The University of Alaska Fairbanks has found statistically significant increases in precipitation on the order of 10% to 15% since 1950.

However, scientists hadn’t identified any trends in the amount of snow, rain, and freezing rain across the region for a long time, but now the situation is changing: it is getting wetter everywhere in all seasons, with a shift from snow to rain at the fringes of the Artic where the temperatures are highest.

According to the 2022 Arctic Report Card, an annual publication from the US National Oceanic and Atmospheric Administration (Noaa), October 2021 to September 2022 was the 3rd wettest year of the last 72 years.

Freezing rain is becoming a bigger issue. Fairbanks, Alaska’s second-largest city, has recently experienced a 35mm downfall.

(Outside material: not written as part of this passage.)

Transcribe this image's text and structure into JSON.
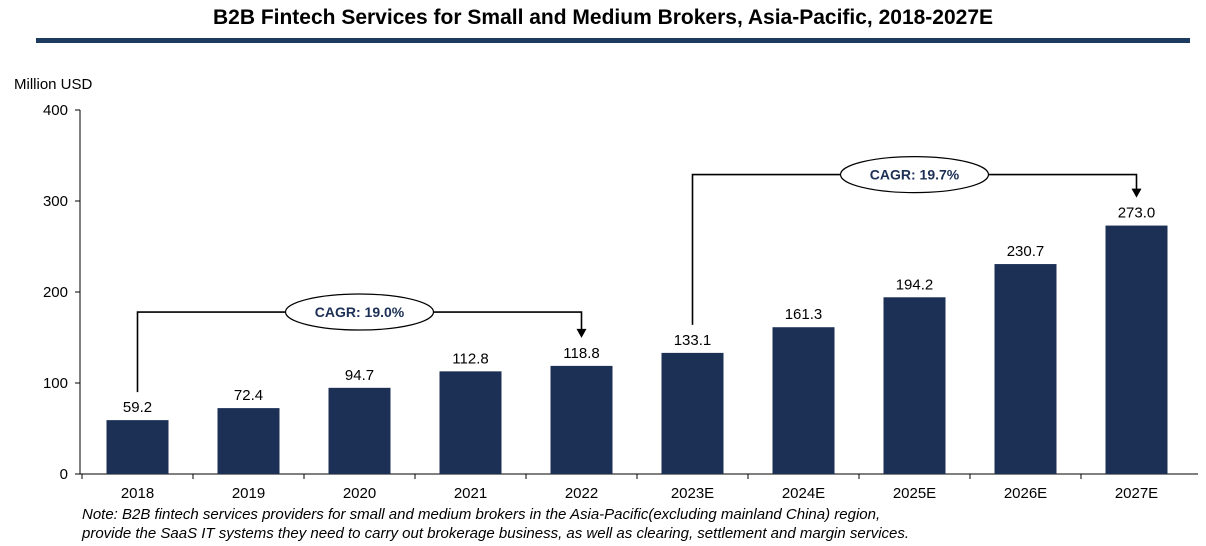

The ice layer that’s left behind makes roads more hazardous, causing difficulties for foraging wildlife until the spring thaw comes.

Furthermore, there are other complications, such as the rapid melt of heavier amounts of snowfall, which leads to flooding.

«The infrastructure that’s in place, the drainage systems in the villages, in urban areas, is designed for the past», said Prof John Walsh from University of Alaska Fairbanks. «And as we get new extremes of precipitation then the infrastructure is not going to be able to handle everything that’s falling».

If the temperatures are warmer, more moisture is evaporating from the ocean, which will eventually precipitate out and show up as snow or rain. In addition, the higher temperatures are also melting the sea-ice cover, exposing more ocean to evaporation, leading to further precipitation.